The increased cost of energy from fossil fuel sources which occurred in the years following 1973 has prompted a search for more economical sources of energy. One source used from antiquity is wind. Unfortunately, wind has always had the disadvantage of extreme variability in the energy available from it. Particularly when one attempted to generate electricity from wind power this required some elaborate and expensive scheme for storing the wind energy in times of excess so that it could be used in times of deficiency. In the early designs of wind electric machines for example, this storage technique depended on a bank of lead-acid batteries which could be charged and discharged as the wind speed and demand for energy dictated.
A new concept in energy storage, in part mandated by Federal law, is to use the nation's power grid structure as the storage unit. Excess power generated by a privately owned generating unit can be fed into the power grid. The energy is not really "stored" in the grid, but instead serves to reduce the generating requirements at the utility-owned generating stations. The net use of electricity by the private owner of a wind electric generator can be monitored in the usual fashion, and the account credited or debited accordingly as the private system's owner supplies excess electricity to the grid or uses utility-generated electricity.
Wind generator units which are available now typically employ synchronous electric generation. This requires that the generator speed be controlled very accurately so as to keep the generator frequency and phase in close relationship with the power grid itself.

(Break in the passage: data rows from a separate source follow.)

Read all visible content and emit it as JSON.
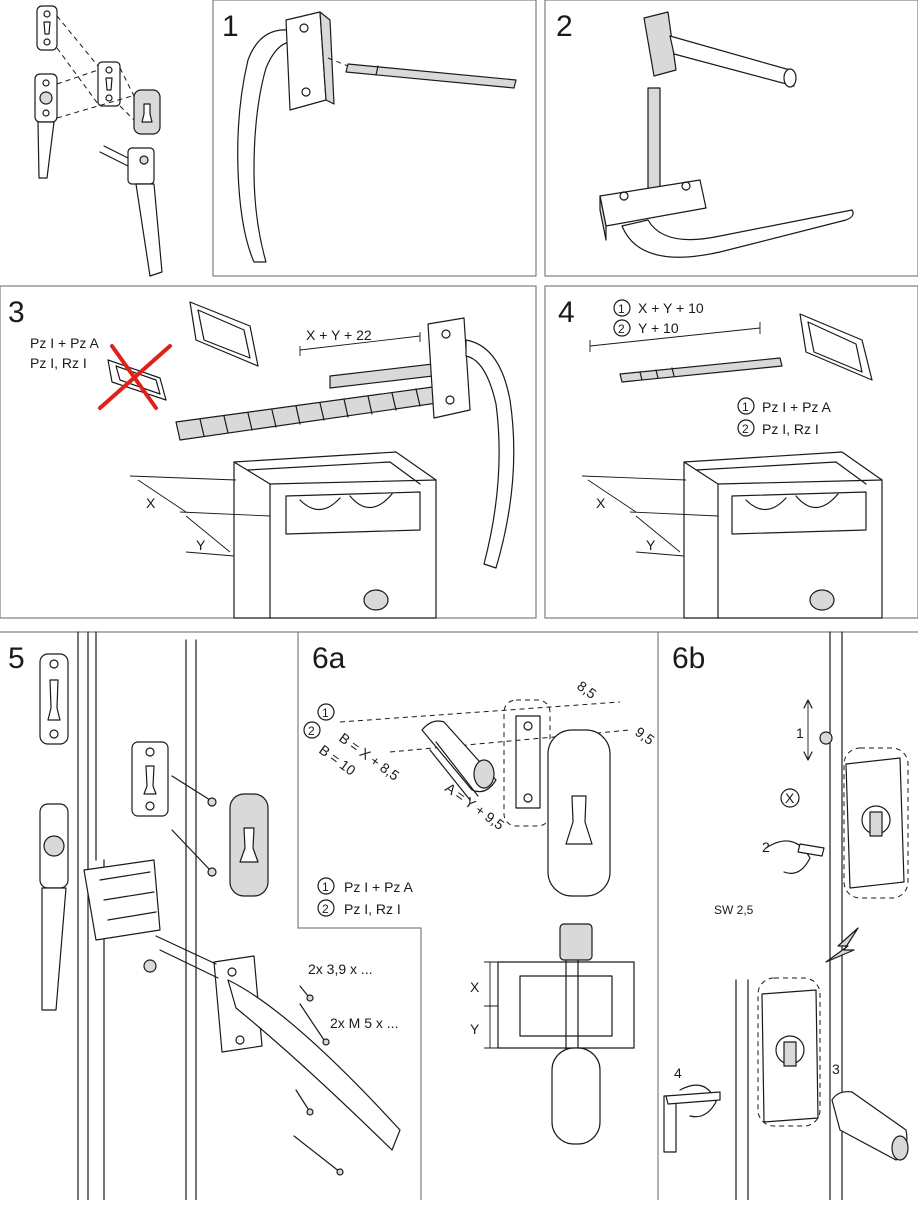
{
  "steps": {
    "s1": "1",
    "s2": "2",
    "s3": "3",
    "s4": "4",
    "s5": "5",
    "s6a": "6a",
    "s6b": "6b"
  },
  "step3": {
    "variant_line1": "Pz I + Pz A",
    "variant_line2": "Pz I, Rz I",
    "dimension": "X + Y + 22",
    "x_label": "X",
    "y_label": "Y"
  },
  "step4": {
    "circle1": "1",
    "circle2": "2",
    "formula1": "X + Y + 10",
    "formula2": "Y + 10",
    "variant1": "Pz I + Pz A",
    "variant2": "Pz I, Rz I",
    "x_label": "X",
    "y_label": "Y"
  },
  "step5": {
    "screw1": "2x 3,9 x ...",
    "screw2": "2x M 5 x ..."
  },
  "step6a": {
    "circle1": "1",
    "circle2": "2",
    "b1": "B = X + 8,5",
    "b2": "B = 10",
    "a": "A = Y + 9,5",
    "dim_top": "8,5",
    "dim_right": "9,5",
    "variant1": "Pz I + Pz A",
    "variant2": "Pz I, Rz I",
    "x_label": "X",
    "y_label": "Y"
  },
  "step6b": {
    "arrow1": "1",
    "arrow2": "2",
    "arrow3": "3",
    "arrow4": "4",
    "x_marker": "X",
    "wrench": "SW 2,5"
  }
}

Failure to do so can result in the equivalent of a short circuit between the power grid and the motor, which must be immediately detected by circuit breakers to prevent damage to the generator.
Although not generally realized, an induction generator (which is simply an induction motor) can be used to supply power to a power grid. The grid itself furnishes the necessary excitation current to establish the initial poles. Since an induction motor/generator has no salient poles, the exciting current establishes the poles properly to place the generator in phase with the power grid current. Thereafter, as the power input to the induction motor/generator varies, the slip changes and the poles shift magnetically to match the phase of the power grid current, with the added bonus of acceptable power factor as well. Induction generators are not as efficient in converting mechanical energy to electrical as are synchronous generators, and this is important in very large installations. These installations also can afford the capital costs involved in providing the necessary speed and phase control. But in a situation where the mechanical energy input is nearly free, the efficiency of the generator is not as important as the system capital cost and reliability.
The theory of induction generation has been known for many years. Two representative references, Alternating Current Machines, p. 208 ff., 1948, D. Van Nostrand, and Induction Generator Theory and Application, Barkle and Ferguson, AIEE Transactions, February 1954, each contain a useful discussion of the induction machine's application for use as a generator. Barkle et al. state that simply placing the induction generator on a power grid which has sufficient synchronous generating capacity is sufficient to automatically synchronize the induction generator with the power grid frequency and phase. Thus, the induction generator enjoys a substantial advantage over the synchronous generator with respect to the amount of control of phase and frequency required for successful operation. In fact, Barkle et al. show that the difference between an induction machine operating as a generator or as a motor is simply whether or not the output shaft is driving a load for motor operation or is being driven by a prime mover. If the machine is to operate as a generator, it must be driven at greater than its synchronous speed, i.e. with "negative" slip. FIG. 3 graphically illustrates this principle. When the machine's shaft speed is less than its synchronous speed identified by the 0 slip line labelled 600-900-1200, it functions as a motor and produces output torque in response to the input of electric power. When a prime mover drives the machine's shaft at greater than the synchronous speed, then electric flow power is out of the machine, and it functions as a generator.